Environmental change explains cichlid adaptive radiation at Lake Malawi over the past 1.2 million years

Abstract

Long paleoecological records are critical for understanding evolutionary responses to environmental forcing and unparalleled tools for elucidating the mechanisms that lead to the development of regions of high biodiversity. We use a 1.2-My record from Lake Malawi, a textbook example of biological diversification, to document how climate and tectonics have driven ecosystem and evolutionary dynamics. Before ∼800 ka, Lake Malawi was much shallower than today, with higher frequency but much lower amplitude water-level and oxygenation changes. Since ∼800 ka, the lake has experienced much larger environmental fluctuations, best explained by a punctuated, tectonically driven rise in its outlet location and level. Following the reorganization of the basin, a change in the pacing of hydroclimate variability associated with the Mid-Pleistocene Transition resulted in hydrologic change dominated by precession rather than the high-latitude teleconnections recorded elsewhere. During this time, extended, deep lake phases have abruptly alternated with times of extreme aridity and ecosystem variability. Repeated crossings of hydroclimatic thresholds within the lake system were critical for establishing the rhythm of diversification, hybridization, and extinction that dominate the modern system. The chronology of these changes closely matches both the timing and pattern of phylogenetic history inferred independently for the lake's extraordinary array of cichlid fish species, suggesting a direct link between environmental and evolutionary dynamics.
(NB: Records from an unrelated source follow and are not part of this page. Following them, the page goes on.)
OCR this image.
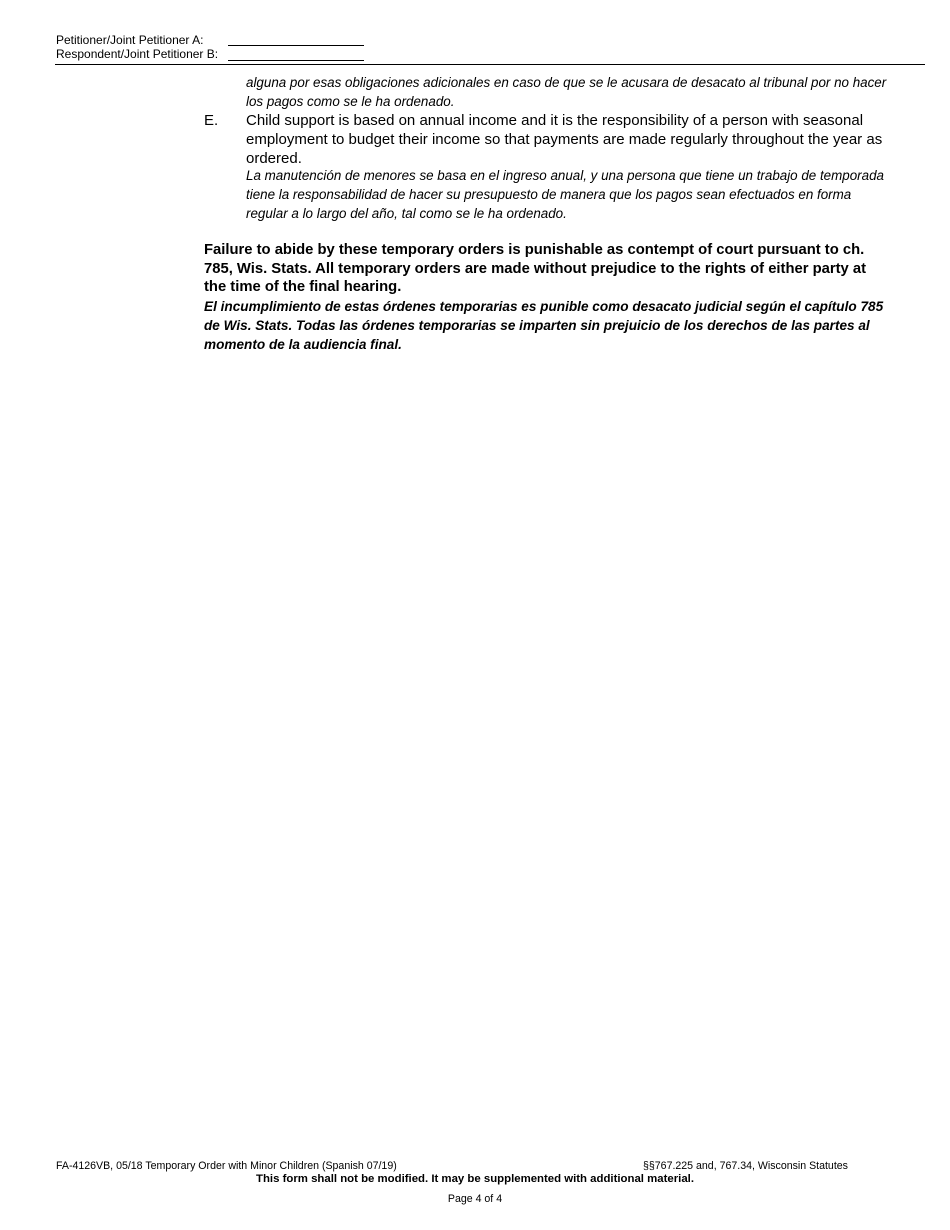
Petitioner/Joint Petitioner A:
Respondent/Joint Petitioner B:
alguna por esas obligaciones adicionales en caso de que se le acusara de desacato al tribunal por no hacer los pagos como se le ha ordenado.
E. Child support is based on annual income and it is the responsibility of a person with seasonal employment to budget their income so that payments are made regularly throughout the year as ordered.
La manutención de menores se basa en el ingreso anual, y una persona que tiene un trabajo de temporada tiene la responsabilidad de hacer su presupuesto de manera que los pagos sean efectuados en forma regular a lo largo del año, tal como se le ha ordenado.
Failure to abide by these temporary orders is punishable as contempt of court pursuant to ch. 785, Wis. Stats. All temporary orders are made without prejudice to the rights of either party at the time of the final hearing.
El incumplimiento de estas órdenes temporarias es punible como desacato judicial según el capítulo 785 de Wis. Stats. Todas las órdenes temporarias se imparten sin prejuicio de los derechos de las partes al momento de la audiencia final.
FA-4126VB, 05/18 Temporary Order with Minor Children (Spanish 07/19)	§§767.225 and, 767.34, Wisconsin Statutes
This form shall not be modified. It may be supplemented with additional material.
Page 4 of 4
Keywords: adaptive radiation; cichlid evolution; paleoclimate; paleoecology; tropical climate.

Fig. 1.

Map of Africa with the location of Lake Malawi with respect to July and January ITCZ positions. (Inset) Topographic map of Lake Malawi and its watershed, including the Ruhuhu River. The red dot indicates the core location.

Fig. 2.

Lake Malawi paleoenvironments with global/regional records for the last 1.2 My. (Left to Right) First principal component of biogenic and mineralogical facies from MAL05-1B from this study, first principal component of physical properties (5) from MAL05-1B (both associated with lake-level variability), percent near monospecific Limnocythere ostracodes, percent S. jenkinae ostracodes, percent Ilyocypris ostracodes, percent Cyperaceae pollen (sedges), and inferred depositional environment from this study. Region/global records are δD from the Vostok ice core (39) and East African Rift Valley lake levels [adapted from Trauth et al. (26)]. mblf, Meters below lake floor.

Fig. 3.

Evolutive spectrum of PC1 from core MAL05-1B using the multitaper mean method on 80-ky intervals with 20-ky steps. Color background is significant at 50% with 90% significance contour. Gray bars show precessional (18.6 to 25.6 ky) and suborbital frequencies (9.3 to 12.8 ky).

Fig. 4.

Proposed insolation thresholds (vertical bars) for maintaining overflow conditions during pre– and post–800-ka intervals. (A) A higher insolation threshold would have been required to maintain an open lake once the sill outlet elevation rose and the maximum lake depth deepened. (B) The lake responds to insolation variability above threshold values by rising and transforming in state. This is intensified during the post–800-ka period, when deep blue lake conditions prevail most continuously every 400 ky, comparable to modern Lake Malawi. This contrasts with green lakes during insolation lows below the insolation threshold, when the lake was comparable to modern Lake Turkana. (C) Evolutionary responses include major cycles of diversification and extinction every ∼400 ky. Other phylogenetic events that match this chronology discussed in the main text include an initial evolution of rock and sand habitat adaptations ∼800 ka, green lake phase extinctions and hybridization of rock-dwelling (mbuna) littoral cichlids, radiation of trophic morphologies at ∼400 ka, and diversification of modern color specializations during the most recent (current) blue lake phase.